Model Routing Readiness Checklist (2026)

Goal: replace “pick a model” with a routing layer that survives vendor churn, outages, policy changes, and enterprise security review.

1) Inventory + taxonomy (1–2 hours)
- List every place your product calls an LLM (including background jobs).
- Tag each call with a task type: chat/draft, extraction, classification, summarization, code, multimodal, retrieval/RAG.
- Mark which calls are revenue-critical or user-facing latency-sensitive.

2) Data classes (start with only two)
- Define: (A) OK-to-send-to-hosted and (B) must-stay-in-boundary (PII/regulated/secrets).
- Write down examples for each class so engineers don’t guess.
- Add a simple boundary check in code at the point where prompts are constructed.

3) Routing policy (make it enforceable)
- For each task type, define: primary model/provider, fallback model/provider, and a “degraded mode” behavior.
- Decide what triggers fallback: timeout, 5xx, rate limit, safety refusal, cost cap.
- Add cost and latency budgets per route (qualitative is fine if you’re early; the key is having explicit caps).

4) Governance defaults
- Prompt/output logging: choose full, redacted, or none per data class.
- Secret handling: denylist obvious patterns (API keys, tokens) from logs.
- Tool access: default to read-only; require explicit gating for write actions.

5) Observability you’ll actually use
- Add a trace ID that ties: user request → prompt builder → model call(s) → tool calls → final output.
- Log: provider/model name, latency, token usage if available, fallback events, and refusal/safety outcomes.
- Make one dashboard view for: error rate, latency, and fallback frequency per route.

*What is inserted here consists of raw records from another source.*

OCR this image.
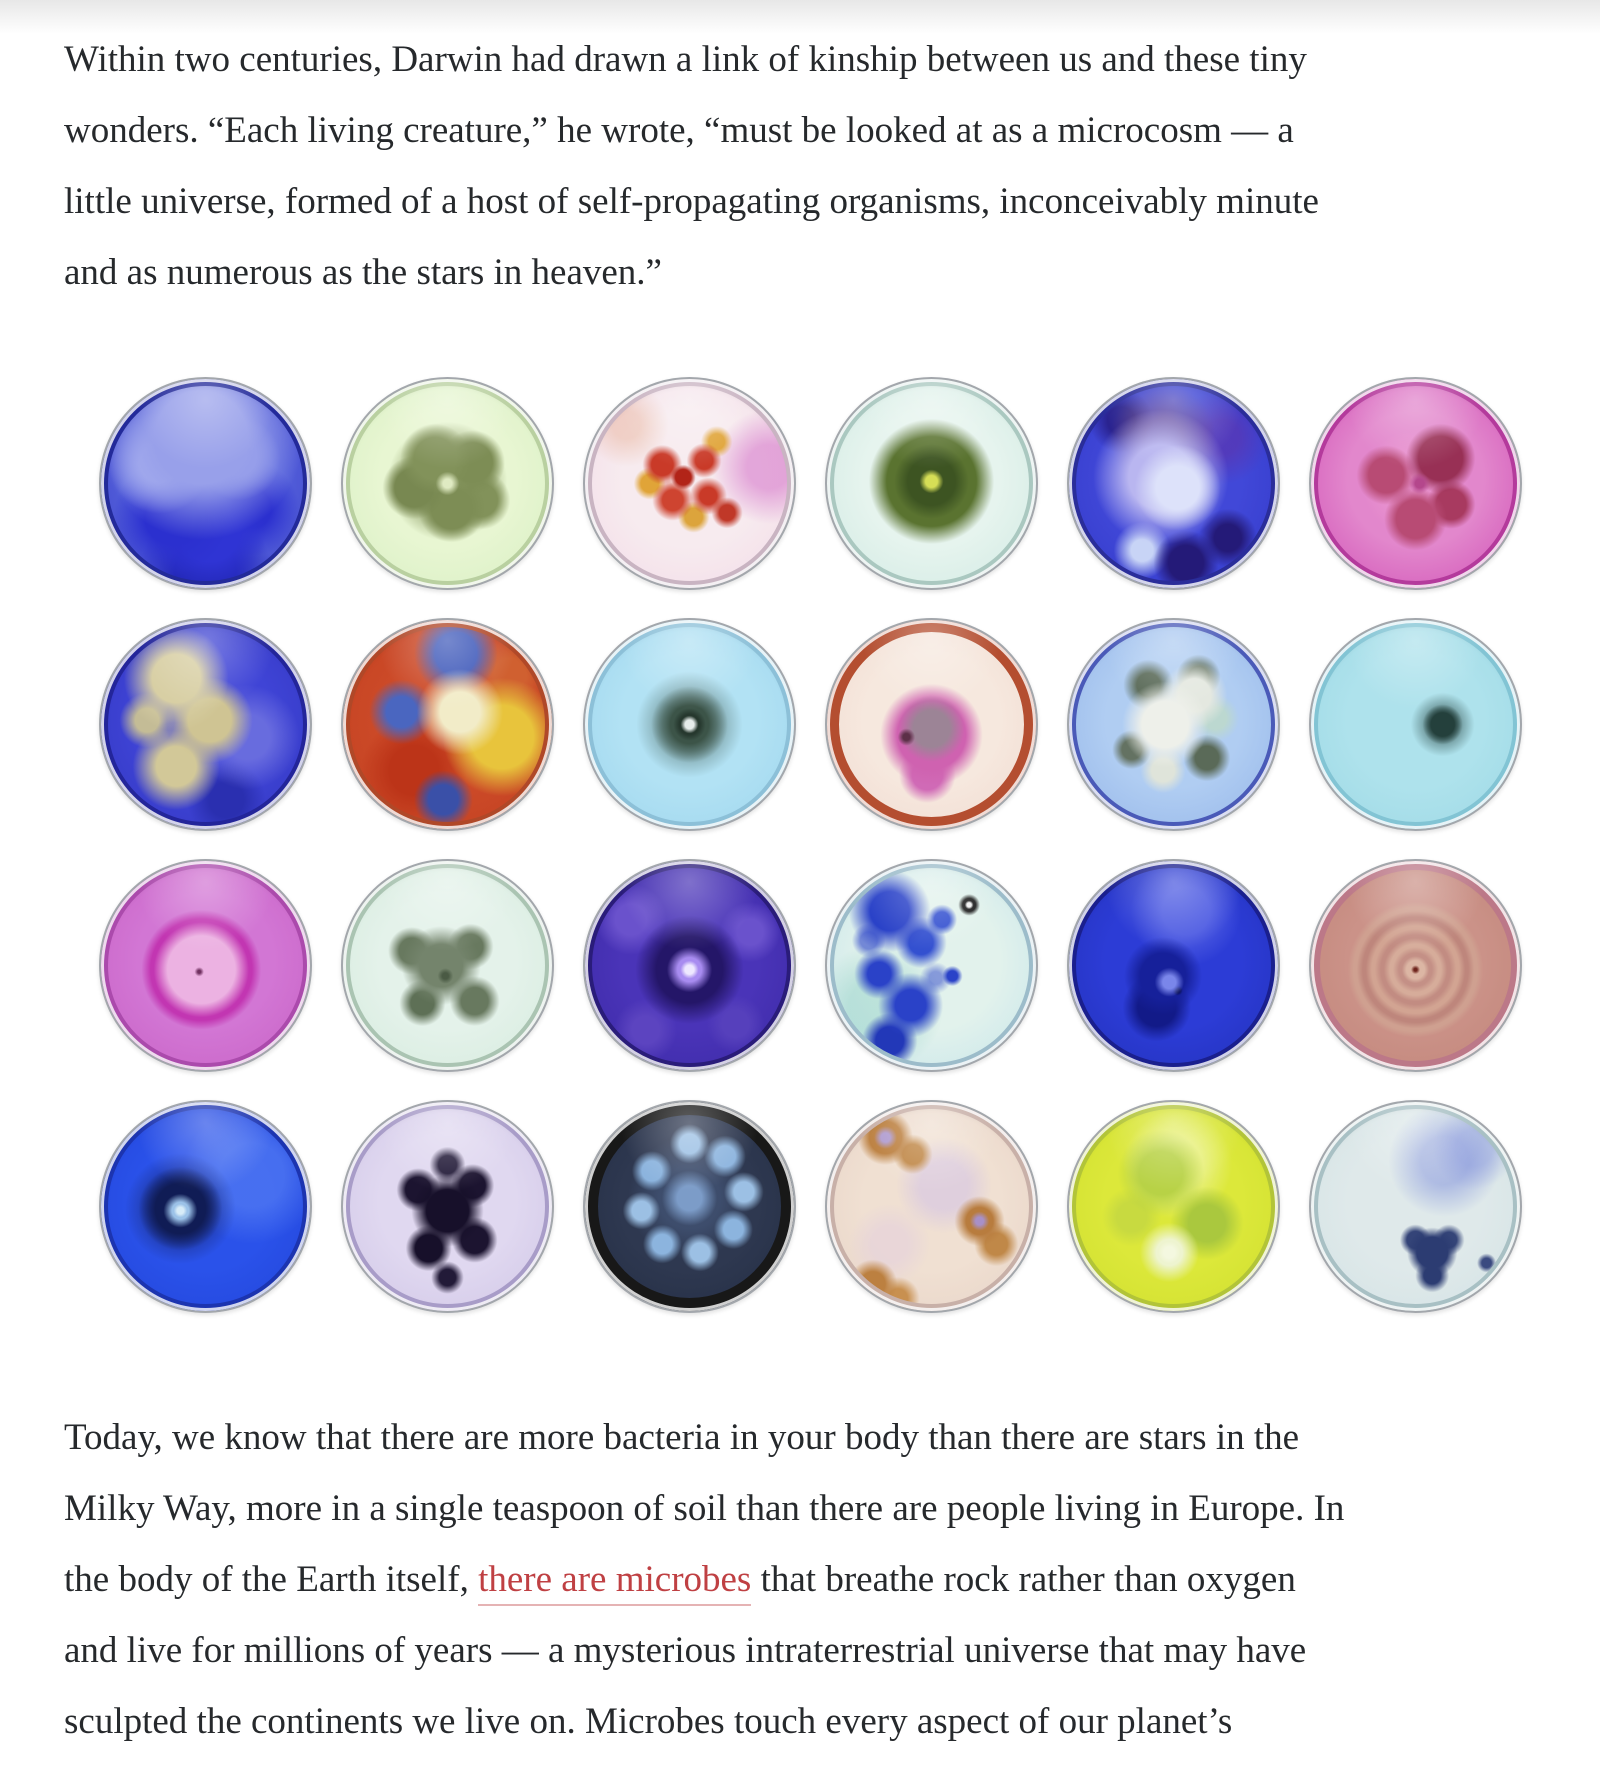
Within two centuries, Darwin had drawn a link of kinship between us and these tiny
wonders. “Each living creature,” he wrote, “must be looked at as a microcosm — a
little universe, formed of a host of self-propagating organisms, inconceivably minute
and as numerous as the stars in heaven.”
Today, we know that there are more bacteria in your body than there are stars in the
Milky Way, more in a single teaspoon of soil than there are people living in Europe. In
the body of the Earth itself, there are microbes that breathe rock rather than oxygen
and live for millions of years — a mysterious intraterrestrial universe that may have
sculpted the continents we live on. Microbes touch every aspect of our planet’s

6) Evaluation gates (lightweight)
- Maintain a small, versioned evaluation set for your top flows (inputs + expected traits).
- Run evals before deploying prompt/template changes.
- Record which model/version produced which behavior so you can bisect regressions.

7) Vendor resilience
- Ensure you can switch providers without touching product code (single internal endpoint/gateway).
- Keep at least one secondary provider configured for critical routes.
- For must-stay-in-boundary data, verify you have a self-hosted/open-weight path (even if lower quality).

8) Security + procurement hygiene
- Document: what data you send, where it goes, and what you store.
- Prepare an answer for enterprise buyers: retention, access controls, and incident response for AI features.

Ship criteria: you can flip a route from Provider A to Provider B in minutes, you can explain what gets logged, and your critical flows keep working (in degraded mode) during an outage.